Esta ação por parte de Trump não se deve ao facto de ele ser mal ou estúpido e, portanto, rejeitar uma saída “iluminada” para a crise. É porque o que ele está a fazer está em conformidade com a natureza do capitalismo, ao contrário da situação idílica imaginada pela intelectualidade burguesa liberal. Como o capitalismo não é um sistema planeado, não é passível de qualquer solução «racional» para a crise que enfrenta; os EUA estão, portanto, simplesmente a cuidar dos seus próprios interesses nesta crise.
O esforço dos EUA para se livrar da crise, enquanto afunda ainda mais o resto do mundo, especialmente o sul global, é evidente nas exigências que está a fazer nas suas várias negociações comerciais. Para começar, ameaça com tarifas muito altas contra os países, mas está disposto a aceitar tarifas mais baixas do que as ameaçadas se o país negociador aceitar uma variedade de produtos americanos com tarifa zero. De facto, chegou a um acordo nas negociações comerciais com vários países nesse sentido.
No entanto, isso pode ter consequências desastrosas para os países do sul global. Para a Índia, por exemplo, significaria aceitar sem restrições uma variedade de produtos, como laticínios, frutas e nozes americanos, entre outros, a fim de obter algumas concessões nas tarifas anunciadas pelos Estados Unidos sobre as nossas principais exportações para aquele país, que incluem têxteis, pedras preciosas e joalharia e produtos farmacêuticos. Isso causaria sofrimento a milhões de agricultores indianos que não seriam capazes de suportar a concorrência dos produtos importados, não porque os agricultores americanos sejam mais «eficientes», mas porque são fortemente subsidiados pelo governo dos EUA, subsídios que a Organização Mundial do Comércio excluiu de forma irracional e injusta da lista de subsídios proibidos.

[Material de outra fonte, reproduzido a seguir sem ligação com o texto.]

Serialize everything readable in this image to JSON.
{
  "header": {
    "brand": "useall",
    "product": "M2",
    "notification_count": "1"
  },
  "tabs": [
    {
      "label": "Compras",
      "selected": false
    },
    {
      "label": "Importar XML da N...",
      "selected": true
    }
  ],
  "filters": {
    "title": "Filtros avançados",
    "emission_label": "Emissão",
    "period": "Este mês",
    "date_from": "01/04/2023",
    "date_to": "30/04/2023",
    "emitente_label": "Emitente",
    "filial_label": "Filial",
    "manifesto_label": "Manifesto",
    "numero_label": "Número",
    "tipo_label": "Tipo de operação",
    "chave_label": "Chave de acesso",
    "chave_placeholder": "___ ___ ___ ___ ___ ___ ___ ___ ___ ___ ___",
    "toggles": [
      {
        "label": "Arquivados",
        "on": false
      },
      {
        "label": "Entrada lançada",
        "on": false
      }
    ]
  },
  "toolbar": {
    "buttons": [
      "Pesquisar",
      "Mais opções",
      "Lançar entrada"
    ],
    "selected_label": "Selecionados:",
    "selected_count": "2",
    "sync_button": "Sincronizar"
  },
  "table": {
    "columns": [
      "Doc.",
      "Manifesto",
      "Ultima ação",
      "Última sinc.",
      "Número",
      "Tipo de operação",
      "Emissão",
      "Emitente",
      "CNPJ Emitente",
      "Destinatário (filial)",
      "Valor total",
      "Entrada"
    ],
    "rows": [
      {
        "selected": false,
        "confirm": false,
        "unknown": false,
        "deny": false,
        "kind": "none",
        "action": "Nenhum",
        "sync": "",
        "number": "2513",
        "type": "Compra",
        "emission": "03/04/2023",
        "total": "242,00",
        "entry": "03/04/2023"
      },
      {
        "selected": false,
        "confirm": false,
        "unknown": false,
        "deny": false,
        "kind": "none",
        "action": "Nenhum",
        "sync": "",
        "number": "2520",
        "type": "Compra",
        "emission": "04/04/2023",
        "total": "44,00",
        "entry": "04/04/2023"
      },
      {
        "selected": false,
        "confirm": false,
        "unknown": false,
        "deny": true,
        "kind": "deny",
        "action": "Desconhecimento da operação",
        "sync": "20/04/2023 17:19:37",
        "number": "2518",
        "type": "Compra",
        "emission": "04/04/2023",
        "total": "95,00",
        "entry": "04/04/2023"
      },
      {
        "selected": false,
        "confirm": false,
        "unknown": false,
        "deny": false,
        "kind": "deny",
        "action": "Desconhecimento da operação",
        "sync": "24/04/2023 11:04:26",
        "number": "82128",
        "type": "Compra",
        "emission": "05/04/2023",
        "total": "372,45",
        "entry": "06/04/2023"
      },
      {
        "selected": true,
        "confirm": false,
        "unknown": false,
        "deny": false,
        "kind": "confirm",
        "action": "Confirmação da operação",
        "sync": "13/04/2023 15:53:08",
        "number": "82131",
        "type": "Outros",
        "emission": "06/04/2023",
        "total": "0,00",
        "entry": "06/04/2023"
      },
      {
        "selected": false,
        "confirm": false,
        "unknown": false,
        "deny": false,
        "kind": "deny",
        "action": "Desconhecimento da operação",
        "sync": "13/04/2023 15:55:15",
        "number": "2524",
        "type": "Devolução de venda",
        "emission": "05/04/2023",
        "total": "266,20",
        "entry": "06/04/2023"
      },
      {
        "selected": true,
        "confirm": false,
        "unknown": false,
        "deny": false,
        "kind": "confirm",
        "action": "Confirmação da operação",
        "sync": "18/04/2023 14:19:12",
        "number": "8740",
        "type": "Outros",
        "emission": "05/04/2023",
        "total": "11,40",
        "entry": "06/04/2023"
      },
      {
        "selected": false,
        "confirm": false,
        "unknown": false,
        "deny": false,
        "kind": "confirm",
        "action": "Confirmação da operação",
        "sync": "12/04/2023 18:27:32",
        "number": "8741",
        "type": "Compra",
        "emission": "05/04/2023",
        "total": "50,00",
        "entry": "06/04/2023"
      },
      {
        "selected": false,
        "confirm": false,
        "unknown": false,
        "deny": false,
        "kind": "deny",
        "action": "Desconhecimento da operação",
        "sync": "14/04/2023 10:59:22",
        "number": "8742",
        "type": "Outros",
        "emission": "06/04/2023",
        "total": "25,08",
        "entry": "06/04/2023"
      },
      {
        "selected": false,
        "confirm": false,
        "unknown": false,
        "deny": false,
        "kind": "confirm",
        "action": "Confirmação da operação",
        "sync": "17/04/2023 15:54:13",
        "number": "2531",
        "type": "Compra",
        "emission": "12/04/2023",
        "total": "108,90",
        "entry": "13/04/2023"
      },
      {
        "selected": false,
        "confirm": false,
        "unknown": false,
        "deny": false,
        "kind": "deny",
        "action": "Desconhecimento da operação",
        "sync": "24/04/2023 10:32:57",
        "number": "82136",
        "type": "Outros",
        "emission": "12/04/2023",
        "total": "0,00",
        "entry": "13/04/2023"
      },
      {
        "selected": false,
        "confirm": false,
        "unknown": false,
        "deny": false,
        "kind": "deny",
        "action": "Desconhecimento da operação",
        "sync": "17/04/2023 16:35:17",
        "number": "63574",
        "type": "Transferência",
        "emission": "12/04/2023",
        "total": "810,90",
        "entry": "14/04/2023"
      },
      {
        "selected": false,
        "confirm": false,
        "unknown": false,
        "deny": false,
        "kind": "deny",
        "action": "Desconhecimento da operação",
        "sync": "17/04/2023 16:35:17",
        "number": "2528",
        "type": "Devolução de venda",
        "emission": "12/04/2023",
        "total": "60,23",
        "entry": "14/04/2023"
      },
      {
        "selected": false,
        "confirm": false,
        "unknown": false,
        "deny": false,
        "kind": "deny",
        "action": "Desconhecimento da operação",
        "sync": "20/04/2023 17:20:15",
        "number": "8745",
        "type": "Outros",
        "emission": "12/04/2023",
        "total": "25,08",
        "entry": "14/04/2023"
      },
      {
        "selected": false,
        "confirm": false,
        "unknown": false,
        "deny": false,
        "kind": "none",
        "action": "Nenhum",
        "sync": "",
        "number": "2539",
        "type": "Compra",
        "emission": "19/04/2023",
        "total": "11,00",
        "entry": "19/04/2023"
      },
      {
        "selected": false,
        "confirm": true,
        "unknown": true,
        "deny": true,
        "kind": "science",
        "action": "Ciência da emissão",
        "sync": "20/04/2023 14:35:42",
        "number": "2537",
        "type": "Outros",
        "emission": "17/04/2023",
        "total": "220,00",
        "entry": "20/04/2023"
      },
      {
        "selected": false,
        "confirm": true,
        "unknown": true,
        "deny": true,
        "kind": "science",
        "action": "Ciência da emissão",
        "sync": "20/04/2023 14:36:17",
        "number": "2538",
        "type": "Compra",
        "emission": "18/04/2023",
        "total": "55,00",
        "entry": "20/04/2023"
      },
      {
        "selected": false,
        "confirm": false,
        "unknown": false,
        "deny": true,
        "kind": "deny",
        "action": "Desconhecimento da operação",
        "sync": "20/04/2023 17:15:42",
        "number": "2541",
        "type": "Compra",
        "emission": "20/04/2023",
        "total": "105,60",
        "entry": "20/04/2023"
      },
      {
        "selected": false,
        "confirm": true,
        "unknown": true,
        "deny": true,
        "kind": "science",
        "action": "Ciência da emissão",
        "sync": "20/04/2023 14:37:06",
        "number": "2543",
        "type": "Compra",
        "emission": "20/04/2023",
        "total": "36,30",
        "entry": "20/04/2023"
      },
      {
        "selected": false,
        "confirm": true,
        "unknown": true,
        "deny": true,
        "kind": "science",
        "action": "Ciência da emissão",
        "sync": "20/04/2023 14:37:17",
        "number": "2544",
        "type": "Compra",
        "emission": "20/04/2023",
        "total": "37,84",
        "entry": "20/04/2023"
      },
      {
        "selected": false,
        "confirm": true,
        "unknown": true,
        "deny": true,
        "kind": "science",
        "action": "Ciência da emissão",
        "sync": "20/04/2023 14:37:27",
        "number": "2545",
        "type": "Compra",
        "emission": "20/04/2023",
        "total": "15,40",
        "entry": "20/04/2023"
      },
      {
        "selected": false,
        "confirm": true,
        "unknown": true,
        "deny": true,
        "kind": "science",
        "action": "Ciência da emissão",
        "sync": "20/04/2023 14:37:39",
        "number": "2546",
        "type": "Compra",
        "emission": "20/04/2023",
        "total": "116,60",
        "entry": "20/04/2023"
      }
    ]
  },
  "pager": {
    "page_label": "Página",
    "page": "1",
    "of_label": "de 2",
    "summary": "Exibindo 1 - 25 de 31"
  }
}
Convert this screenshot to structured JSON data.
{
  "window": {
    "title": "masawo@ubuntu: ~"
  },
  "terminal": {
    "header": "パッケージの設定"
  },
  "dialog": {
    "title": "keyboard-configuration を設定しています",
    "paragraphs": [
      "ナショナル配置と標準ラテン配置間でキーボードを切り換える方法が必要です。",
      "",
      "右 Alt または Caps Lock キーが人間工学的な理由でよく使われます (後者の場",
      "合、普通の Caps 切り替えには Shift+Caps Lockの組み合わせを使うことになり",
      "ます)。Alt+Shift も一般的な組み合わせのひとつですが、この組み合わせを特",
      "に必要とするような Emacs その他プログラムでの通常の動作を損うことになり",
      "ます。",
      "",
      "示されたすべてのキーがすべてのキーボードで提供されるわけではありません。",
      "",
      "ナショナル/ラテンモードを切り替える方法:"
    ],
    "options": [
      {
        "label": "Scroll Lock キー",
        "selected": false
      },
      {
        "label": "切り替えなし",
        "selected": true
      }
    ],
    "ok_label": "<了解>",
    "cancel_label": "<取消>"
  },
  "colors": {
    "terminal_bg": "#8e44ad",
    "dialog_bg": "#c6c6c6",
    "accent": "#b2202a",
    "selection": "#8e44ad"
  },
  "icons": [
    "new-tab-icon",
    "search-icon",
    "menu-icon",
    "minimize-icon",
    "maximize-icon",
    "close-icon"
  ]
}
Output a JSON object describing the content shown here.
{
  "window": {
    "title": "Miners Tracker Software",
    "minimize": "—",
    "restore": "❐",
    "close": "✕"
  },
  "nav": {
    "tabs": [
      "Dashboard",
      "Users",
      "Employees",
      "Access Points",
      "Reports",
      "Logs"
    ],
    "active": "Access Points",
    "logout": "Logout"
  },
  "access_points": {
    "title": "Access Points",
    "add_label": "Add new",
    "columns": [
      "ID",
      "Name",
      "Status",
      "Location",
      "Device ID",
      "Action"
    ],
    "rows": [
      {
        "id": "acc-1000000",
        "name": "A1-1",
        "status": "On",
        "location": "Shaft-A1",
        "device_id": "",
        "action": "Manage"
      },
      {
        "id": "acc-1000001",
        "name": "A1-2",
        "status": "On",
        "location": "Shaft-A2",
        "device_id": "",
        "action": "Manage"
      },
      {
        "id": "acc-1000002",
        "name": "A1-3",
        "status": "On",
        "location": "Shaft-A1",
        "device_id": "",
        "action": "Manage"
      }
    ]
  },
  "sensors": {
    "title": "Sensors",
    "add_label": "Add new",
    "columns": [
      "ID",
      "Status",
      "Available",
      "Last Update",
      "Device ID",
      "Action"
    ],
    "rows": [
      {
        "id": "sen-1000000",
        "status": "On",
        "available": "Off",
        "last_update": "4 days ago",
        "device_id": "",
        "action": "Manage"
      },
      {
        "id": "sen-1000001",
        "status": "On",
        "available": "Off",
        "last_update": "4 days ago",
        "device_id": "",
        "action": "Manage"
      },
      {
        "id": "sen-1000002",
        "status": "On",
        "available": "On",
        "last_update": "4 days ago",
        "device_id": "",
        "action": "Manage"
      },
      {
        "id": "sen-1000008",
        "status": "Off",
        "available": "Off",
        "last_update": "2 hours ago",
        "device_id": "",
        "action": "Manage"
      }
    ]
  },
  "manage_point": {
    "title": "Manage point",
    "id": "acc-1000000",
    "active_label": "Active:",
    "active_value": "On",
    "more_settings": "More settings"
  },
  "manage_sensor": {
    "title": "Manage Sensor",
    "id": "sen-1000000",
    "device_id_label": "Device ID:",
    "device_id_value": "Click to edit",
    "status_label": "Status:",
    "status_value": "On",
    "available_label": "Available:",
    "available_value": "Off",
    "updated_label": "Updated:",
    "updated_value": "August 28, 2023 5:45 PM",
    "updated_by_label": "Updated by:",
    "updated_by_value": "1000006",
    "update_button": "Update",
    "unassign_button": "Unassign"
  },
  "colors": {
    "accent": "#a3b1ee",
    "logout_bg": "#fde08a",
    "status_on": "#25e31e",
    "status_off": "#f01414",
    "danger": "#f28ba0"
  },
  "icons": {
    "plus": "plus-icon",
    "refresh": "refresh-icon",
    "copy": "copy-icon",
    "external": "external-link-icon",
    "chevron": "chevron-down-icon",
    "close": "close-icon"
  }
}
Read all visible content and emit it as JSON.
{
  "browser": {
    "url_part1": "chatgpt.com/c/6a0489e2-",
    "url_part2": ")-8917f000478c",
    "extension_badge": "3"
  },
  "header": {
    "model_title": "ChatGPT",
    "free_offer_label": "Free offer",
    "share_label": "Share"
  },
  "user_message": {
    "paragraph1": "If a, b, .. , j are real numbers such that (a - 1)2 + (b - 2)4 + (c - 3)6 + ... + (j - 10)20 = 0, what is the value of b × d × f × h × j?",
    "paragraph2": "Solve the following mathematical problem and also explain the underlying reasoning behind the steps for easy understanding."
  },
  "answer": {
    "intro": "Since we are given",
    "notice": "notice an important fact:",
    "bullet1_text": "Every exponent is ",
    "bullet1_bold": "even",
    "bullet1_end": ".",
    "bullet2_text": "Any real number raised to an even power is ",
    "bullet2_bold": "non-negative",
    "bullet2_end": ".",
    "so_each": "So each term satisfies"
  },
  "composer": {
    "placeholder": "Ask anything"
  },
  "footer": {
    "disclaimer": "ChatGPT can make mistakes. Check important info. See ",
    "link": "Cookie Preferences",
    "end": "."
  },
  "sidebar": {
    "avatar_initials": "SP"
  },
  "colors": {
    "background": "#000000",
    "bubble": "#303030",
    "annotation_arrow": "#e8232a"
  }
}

O neoliberalismo levou o país a uma situação em que a escolha que se apresenta é sacrificar os interesses dos agricultores ou dos que se dedicam à produção de produtos farmacêuticos, pedras preciosas e joias, vestuário e similares. A saída, porém, não é fazer tal escolha, mas transcender o próprio sistema que obriga o país a fazê-la, ou seja, transcender o próprio neoliberalismo.